Forty Minutes of James Holden

  • The Sky Was Pink (James Holden Remix)
  • The Caterpillar's Intervention
  • Idiot
  • Blackpool Late Eighties
  • In The End You'll Know
  • Common Land

Back in 2004 (twenty years ago!) electronic music was over a decade on from the acid house revolution that shook up so many people and two decades on from Detroit techno's pioneers. The early 21st century saw a lot of the forward progression of the previous two decades arc falter. Guitar bands were back. Indie sleeze, electro- clash, mash ups and whatever else had pushed their way to the fore. Nathan Fake's The Sky Was Pink came out in August 2004 and proved that there were still places where electronic music was twitching and looking to the future. James Holden's remix is a magnificent piece of electronic sound, percussion and drums, synths and FX, minimal and progressive, echoes of Aphex Twin and Warp in the 90s but different too. Nine and a half minutes of brilliance. 

The Caterpillar's Intervention is from james Holden's second album, 2013's The Inheritors and has saxophone from Etienne Jaumet of Zombie Zombie. The album was inspired by a 1953 William Golding novel, set at the time when homo sapiens began to replace and outdo their neanderthal predecessors. Neolithic rock art adorns the sleeve. Some of the music on the album sounds like neolithic folk music could have sounded 10, 000 years ago. There are modular synthesisers, acoustic/ electro dynamics, drones and ramshackle drums, rhythms and melodies switching around, nothing ever staying quite where you might expect to, with the sax riding its discordant path on top. Blackpool Late Eighties is from the same album, an utterly superb piece of music, definitely nodding to Richard D. James, but Holden's own thing too, building slowly with a keyboard line on the top that gradually becomes the focus, unfolding and soaring like a murmuration. It sounds nothing like Blackpool in the late eighties either. 

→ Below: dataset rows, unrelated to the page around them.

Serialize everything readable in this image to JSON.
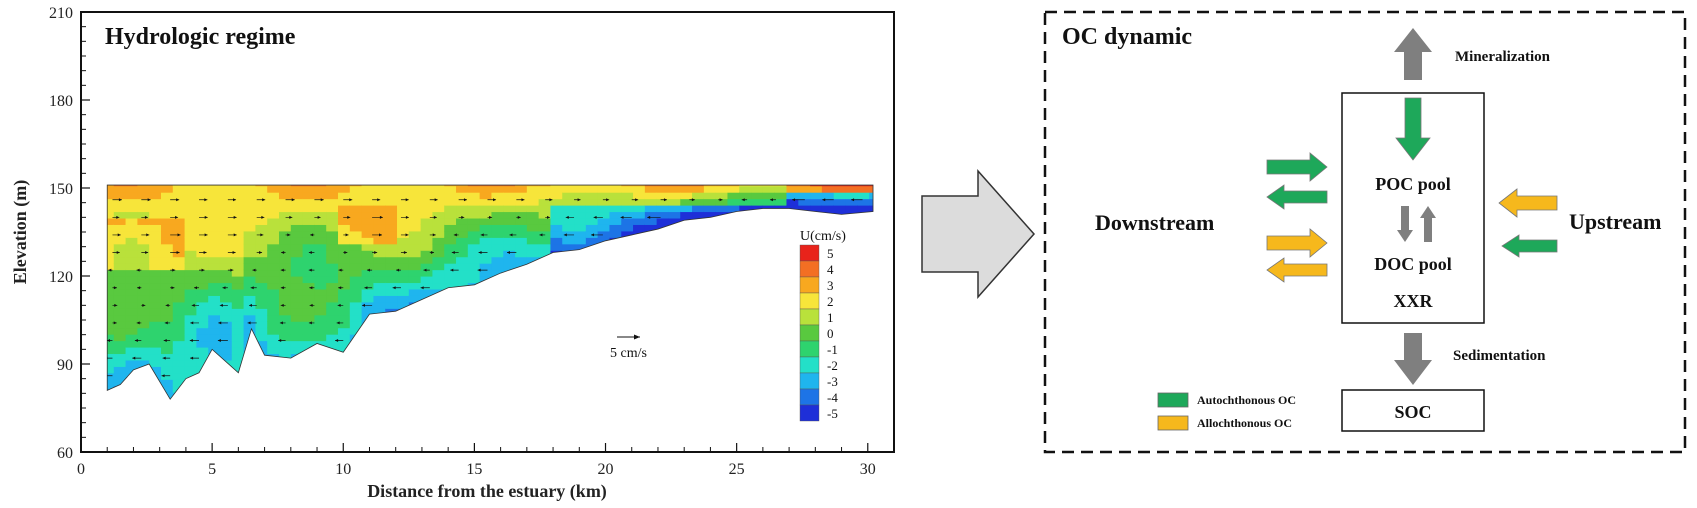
{
  "left_panel": {
    "title": "Hydrologic regime",
    "x_axis_label": "Distance from the estuary (km)",
    "y_axis_label": "Elevation (m)",
    "x_ticks": [
      "0",
      "5",
      "10",
      "15",
      "20",
      "25",
      "30"
    ],
    "y_ticks": [
      "210",
      "180",
      "150",
      "120",
      "90",
      "60"
    ],
    "scale_label": "5 cm/s",
    "colorbar": {
      "title": "U(cm/s)",
      "labels": [
        "5",
        "4",
        "3",
        "2",
        "1",
        "0",
        "-1",
        "-2",
        "-3",
        "-4",
        "-5"
      ],
      "colors": [
        "#e8231b",
        "#f36f23",
        "#f8a81f",
        "#f7e53a",
        "#b9e13b",
        "#59c93f",
        "#2ed36e",
        "#23e0c8",
        "#1fb5ee",
        "#1d74e6",
        "#1e2fd8"
      ]
    }
  },
  "chart_data": {
    "type": "heatmap",
    "title": "Hydrologic regime",
    "xlabel": "Distance from the estuary (km)",
    "ylabel": "Elevation (m)",
    "xlim": [
      0,
      31
    ],
    "ylim": [
      60,
      210
    ],
    "colorbar_title": "U(cm/s)",
    "colorbar_range": [
      -5,
      5
    ],
    "surface_elevation": 151,
    "bed_profile": [
      [
        1,
        81
      ],
      [
        1.5,
        83
      ],
      [
        2,
        88
      ],
      [
        2.6,
        90
      ],
      [
        3.4,
        78
      ],
      [
        4,
        85
      ],
      [
        4.5,
        87
      ],
      [
        5,
        95
      ],
      [
        5.5,
        91
      ],
      [
        6,
        87
      ],
      [
        6.5,
        102
      ],
      [
        7,
        93
      ],
      [
        8,
        92
      ],
      [
        9,
        97
      ],
      [
        10,
        94
      ],
      [
        11,
        107
      ],
      [
        12,
        108
      ],
      [
        13,
        112
      ],
      [
        14,
        116
      ],
      [
        15,
        117
      ],
      [
        16,
        121
      ],
      [
        17,
        124
      ],
      [
        18,
        128
      ],
      [
        19,
        129
      ],
      [
        20,
        132
      ],
      [
        21,
        134
      ],
      [
        22,
        136
      ],
      [
        23,
        139
      ],
      [
        24,
        140
      ],
      [
        25,
        142
      ],
      [
        26,
        143
      ],
      [
        27,
        143
      ],
      [
        28,
        142
      ],
      [
        29,
        141
      ],
      [
        30.2,
        142
      ]
    ],
    "scale_arrow_label": "5 cm/s"
  },
  "right_panel": {
    "title": "OC dynamic",
    "transition_arrow_icon": "right-arrow-icon",
    "labels": {
      "mineralization": "Mineralization",
      "sedimentation": "Sedimentation",
      "downstream": "Downstream",
      "upstream": "Upstream",
      "poc_pool": "POC pool",
      "doc_pool": "DOC pool",
      "xxr": "XXR",
      "soc": "SOC"
    },
    "legend": [
      {
        "label": "Autochthonous OC",
        "color": "#1ea85a"
      },
      {
        "label": "Allochthonous OC",
        "color": "#f6b81c"
      }
    ],
    "colors": {
      "autochthonous": "#1ea85a",
      "allochthonous": "#f6b81c",
      "process_arrow": "#7f7f7f"
    }
  }
}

Idiot is from James' full length debut album, The Idiots Are Winning, the track a seven minute centrepiece- repetition, distorted synths, buzzing synths that make the synapses twitch, electronic impulses flickering around.  

On 2023's Imagine This Is A High Dimensional Space Of All Possibilities Holden constructed an organic, sublime, dream of an album, one that looked back to the free party and New Age traveller rave of the 90s (a scene that was possibly the true underground of that decade), the pastoral techno of FSOL and The KLF's Chill Out, 90s ambient music, and used all of this - modular synths, rave sounds, bird song, sax, piano and field sounds, tabla and the influence of 70s cosmische groups like Popul Voh, to make one of the best albums of last year. It's massively emotive music too- a 21st century dream of a rave utopia.